Check: (i) As per design criteria, $\frac{\text { Length of lateral }}{\text { Diameter of lateral }}$ should not be greater than 60 .

$\therefore \quad \frac{2.375 \times 1000}{65}=36\lt60$

(ii) Spacing of perforation $=\frac{\text { Length of lateral in } \mathrm{cm}}{\text { No. of perforations per lateral }}$

$=\frac{2.375 \times 100}{15}$

$=16 \mathrm{cm}\lt20$

6] Minimum depth of filter sand, assuming mean diameter of sand $=1 \mathrm{mm}$

$\begin{aligned} \text { and } B &=2 \times 10^{-3} \\ \text { Head } \operatorname{loss} &=2.5 \mathrm{m} \end{aligned}$

$\begin{aligned} L &=\frac{Q d^{3} h}{29323 \times B} \\ &=\frac{5 \times(1)^{3} \times 2.5}{29323 \times 2 \times 10^{-3}} \end{aligned}$

$=0.213 \mathrm{m}=21.3 \mathrm{cm}$

$\therefore$ Provide 60 $\mathrm{cm}$ depth of sand.
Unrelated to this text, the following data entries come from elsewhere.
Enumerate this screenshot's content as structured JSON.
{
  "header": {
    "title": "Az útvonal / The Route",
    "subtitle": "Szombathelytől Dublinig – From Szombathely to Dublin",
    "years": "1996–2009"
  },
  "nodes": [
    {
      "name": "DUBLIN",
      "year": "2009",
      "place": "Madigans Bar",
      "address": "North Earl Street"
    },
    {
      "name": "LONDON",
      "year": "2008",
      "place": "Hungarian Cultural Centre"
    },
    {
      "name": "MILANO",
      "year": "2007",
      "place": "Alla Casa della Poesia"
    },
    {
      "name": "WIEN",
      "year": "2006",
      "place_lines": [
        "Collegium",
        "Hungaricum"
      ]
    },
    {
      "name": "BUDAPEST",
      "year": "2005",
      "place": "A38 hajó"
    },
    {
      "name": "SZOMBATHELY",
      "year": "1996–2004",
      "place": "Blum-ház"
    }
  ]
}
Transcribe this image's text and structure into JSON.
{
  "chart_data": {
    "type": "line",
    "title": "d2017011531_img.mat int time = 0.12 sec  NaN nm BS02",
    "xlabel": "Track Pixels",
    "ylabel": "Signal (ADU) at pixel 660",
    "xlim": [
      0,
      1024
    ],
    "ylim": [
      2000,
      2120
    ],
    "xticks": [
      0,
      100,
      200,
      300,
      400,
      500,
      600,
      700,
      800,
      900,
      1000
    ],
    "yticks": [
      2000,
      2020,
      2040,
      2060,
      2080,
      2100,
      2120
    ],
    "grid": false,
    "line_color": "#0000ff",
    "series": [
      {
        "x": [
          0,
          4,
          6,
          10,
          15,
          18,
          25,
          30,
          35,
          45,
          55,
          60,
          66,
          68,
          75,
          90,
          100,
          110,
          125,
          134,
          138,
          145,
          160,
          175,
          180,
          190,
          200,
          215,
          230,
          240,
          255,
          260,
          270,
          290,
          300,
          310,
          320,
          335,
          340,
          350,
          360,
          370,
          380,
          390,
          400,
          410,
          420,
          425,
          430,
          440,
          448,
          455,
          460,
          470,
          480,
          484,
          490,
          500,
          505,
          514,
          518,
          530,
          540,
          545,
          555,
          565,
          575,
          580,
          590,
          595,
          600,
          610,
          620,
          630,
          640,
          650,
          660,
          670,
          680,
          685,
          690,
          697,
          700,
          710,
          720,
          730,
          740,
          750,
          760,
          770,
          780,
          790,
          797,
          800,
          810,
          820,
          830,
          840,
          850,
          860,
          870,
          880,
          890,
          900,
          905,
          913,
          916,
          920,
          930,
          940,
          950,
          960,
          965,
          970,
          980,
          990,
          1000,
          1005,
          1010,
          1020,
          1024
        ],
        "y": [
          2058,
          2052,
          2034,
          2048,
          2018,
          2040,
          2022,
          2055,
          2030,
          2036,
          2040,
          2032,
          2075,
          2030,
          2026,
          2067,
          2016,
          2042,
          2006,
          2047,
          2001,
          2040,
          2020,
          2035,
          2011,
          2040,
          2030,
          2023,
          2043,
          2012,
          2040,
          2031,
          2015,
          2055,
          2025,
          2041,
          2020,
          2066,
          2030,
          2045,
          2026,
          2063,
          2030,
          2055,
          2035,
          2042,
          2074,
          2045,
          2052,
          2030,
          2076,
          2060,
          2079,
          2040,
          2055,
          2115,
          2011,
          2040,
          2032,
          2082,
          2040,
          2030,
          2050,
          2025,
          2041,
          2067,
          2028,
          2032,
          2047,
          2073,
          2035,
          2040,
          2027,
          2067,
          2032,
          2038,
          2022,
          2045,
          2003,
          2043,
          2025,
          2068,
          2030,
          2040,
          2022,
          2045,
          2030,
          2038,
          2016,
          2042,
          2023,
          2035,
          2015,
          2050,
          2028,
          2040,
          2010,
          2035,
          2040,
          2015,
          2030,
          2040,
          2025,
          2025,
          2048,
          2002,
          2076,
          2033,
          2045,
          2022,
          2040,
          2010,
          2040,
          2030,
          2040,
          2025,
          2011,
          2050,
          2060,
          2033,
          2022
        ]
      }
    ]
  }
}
7] $\begin{aligned} \text { Depth of filter tank }=& \text { Depth of under-drains }+\text { Depth of gravel }+\text { Depth of sand } \\ &+\text { Depth of water }+\text { Free board } \end{aligned}$

$=60+45+60+100+30$

$=295=300 \mathrm{cm}=3 \mathrm{m}$

$\therefore$ Provide 4 units of size $9 \mathrm{m} \times 5.5 \mathrm{m} \times 3 \mathrm{m}$ , one-unit being stand by.